The tone of Lordi and Betts’s discussion—and of the prose in Donny Hathaway Live—contrasts starkly with the tone-deaf academic-ese that has recently seemed to plague the 33 1/3 series. The book on My Beautiful Dark Twisted Fantasy reads like a paint-by-numbers set of glorified Genius annotations mixed with undergraduate-level sad-boy fearmongering about social media. Donny Hathaway Live does a much better job combining the academic, the journalistic, and the personal—in its approach it’s more like a less solipsistic version of Carl Wilson’s 33 1/3 entry on Celine Dion, Let’s Talk About Love: A Journey to the End of Taste. Wilson talks about his marriage, flagellates himself for being a snobbish music critic, and helps codify “poptimism”—in the process helping me feel vindicated for thinking “My Heart Will Go On” is kind of a total banger.

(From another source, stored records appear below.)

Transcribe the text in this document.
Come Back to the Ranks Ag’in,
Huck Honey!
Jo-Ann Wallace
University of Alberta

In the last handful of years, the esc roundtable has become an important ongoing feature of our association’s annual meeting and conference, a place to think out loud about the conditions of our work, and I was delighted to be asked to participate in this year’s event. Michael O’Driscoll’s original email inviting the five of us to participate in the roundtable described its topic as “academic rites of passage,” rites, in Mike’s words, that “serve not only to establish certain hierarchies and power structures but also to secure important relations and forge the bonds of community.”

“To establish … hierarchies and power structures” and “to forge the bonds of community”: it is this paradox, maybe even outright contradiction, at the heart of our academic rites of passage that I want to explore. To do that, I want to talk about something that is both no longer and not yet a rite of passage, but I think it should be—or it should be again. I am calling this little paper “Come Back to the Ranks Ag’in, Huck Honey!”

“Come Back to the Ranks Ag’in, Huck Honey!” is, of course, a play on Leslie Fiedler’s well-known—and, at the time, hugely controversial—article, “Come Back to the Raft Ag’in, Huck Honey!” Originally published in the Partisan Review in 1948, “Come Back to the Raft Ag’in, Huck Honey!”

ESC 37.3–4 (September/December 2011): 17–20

Lordi doesn’t do anything quite so attention-grabbing here, but she does something just as important—by avoiding the “great black artist” myth, she humanizes Hathaway without fetishizing him or treating his music as sociology with a rhythm. She also recognizes the importance of the people who took part more tangentially in Hathaway’s music, whether the session musicians, the audience, or his wife, Eulalah, who was a singer herself. Before performances Hathaway used to call Eulalah, Lordi said, and get her advice about how exactly to sing certain songs or notes.

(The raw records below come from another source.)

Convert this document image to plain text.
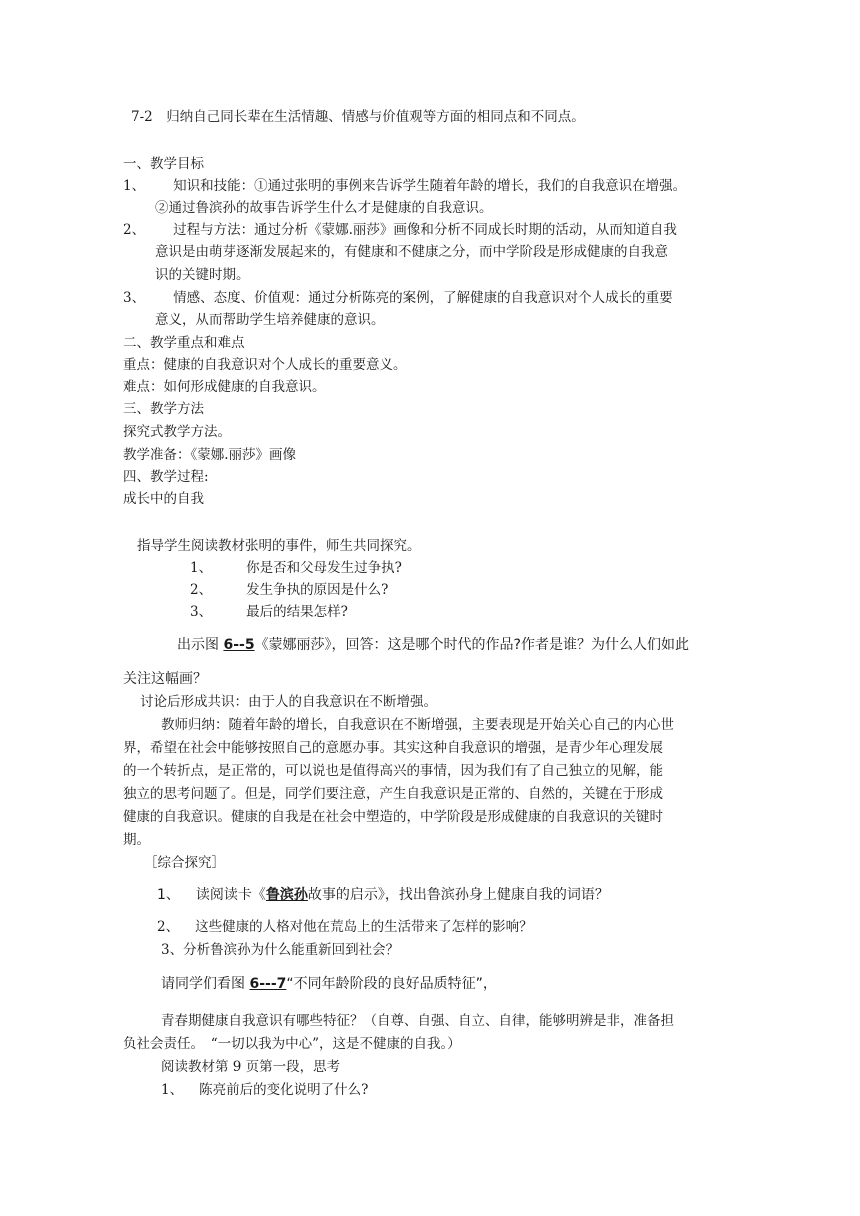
7-2　归纳自己同长辈在生活情趣、情感与价值观等方面的相同点和不同点。
一、教学目标
1、 知识和技能：①通过张明的事例来告诉学生随着年龄的增长，我们的自我意识在增强。
②通过鲁滨孙的故事告诉学生什么才是健康的自我意识。
2、 过程与方法：通过分析《蒙娜.丽莎》画像和分析不同成长时期的活动，从而知道自我
意识是由萌芽逐渐发展起来的，有健康和不健康之分，而中学阶段是形成健康的自我意
识的关键时期。
3、 情感、态度、价值观：通过分析陈亮的案例，了解健康的自我意识对个人成长的重要
意义，从而帮助学生培养健康的意识。
二、教学重点和难点
重点：健康的自我意识对个人成长的重要意义。
难点：如何形成健康的自我意识。
三、教学方法
探究式教学方法。
教学准备：《蒙娜.丽莎》画像
四、教学过程:
成长中的自我
指导学生阅读教材张明的事件，师生共同探究。
1、	你是否和父母发生过争执?
2、	发生争执的原因是什么?
3、	最后的结果怎样?
出示图 6--5《蒙娜丽莎》，回答：这是哪个时代的作品?作者是谁？为什么人们如此
关注这幅画？
讨论后形成共识：由于人的自我意识在不断增强。
教师归纳：随着年龄的增长，自我意识在不断增强，主要表现是开始关心自己的内心世
界，希望在社会中能够按照自己的意愿办事。其实这种自我意识的增强，是青少年心理发展
的一个转折点，是正常的，可以说也是值得高兴的事情，因为我们有了自己独立的见解，能
独立的思考问题了。但是，同学们要注意，产生自我意识是正常的、自然的，关键在于形成
健康的自我意识。健康的自我是在社会中塑造的，中学阶段是形成健康的自我意识的关键时
期。
［综合探究］
1、 读阅读卡《鲁滨孙故事的启示》，找出鲁滨孙身上健康自我的词语？
2、 这些健康的人格对他在荒岛上的生活带来了怎样的影响？
3、分析鲁滨孙为什么能重新回到社会？
请同学们看图 6---7“不同年龄阶段的良好品质特征”，
青春期健康自我意识有哪些特征？（自尊、自强、自立、自律，能够明辨是非，准备担
负社会责任。　“一切以我为中心”，这是不健康的自我。）
阅读教材第 9 页第一段，思考
1、 陈亮前后的变化说明了什么?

The importance of collective emotion and experience in Donny Hathaway Live lends the book much of its resonance. Music criticism tends to treat the communal spirit of soul and R&B as something that an individual artist must transcend or escape in order to accomplish anything truly innovative—modern examples include Janelle Monae’s conceptually expansive Archandroid or the self-conscious genre fusions of Frank Ocean or Miguel.
Donny Hathaway Live asserts Hathaway’s value not as a “star” or “personality” but rather as a conduit through which music could flow to his bandmates and the audience. He was against the business of star making, she said, and when you listen to the Hathaway Live album, it’s a joy to hear him talk not just to his audience but also to the other players onstage. To Lordi, Hathaway’s soul is daring not because it rises above, but because of how thoroughly it comes together with—it’s no wonder that his live albums are where the story’s at.
As Lordi offered her sermon on a complicated man who lived for music and the people who love it, adherents of Hathaway’s gospel could find a new way to listen. After the talk, almost the entire audience stuck around to chat with Lordi, Betts, or both—and eventually ended up talking to one another. Lovers of music and words, professional and amateur, had come together to appreciate a man who valued the same kind of comfort and intimacy that the event created. Nadine McKinnor, cowriter of “This Christmas,” was in attendance, though she didn’t tell anybody who she was until after the talk. She’d been sitting quietly, listening to Lordi and Betts discuss the song she’d written with Hathaway almost 50 years ago.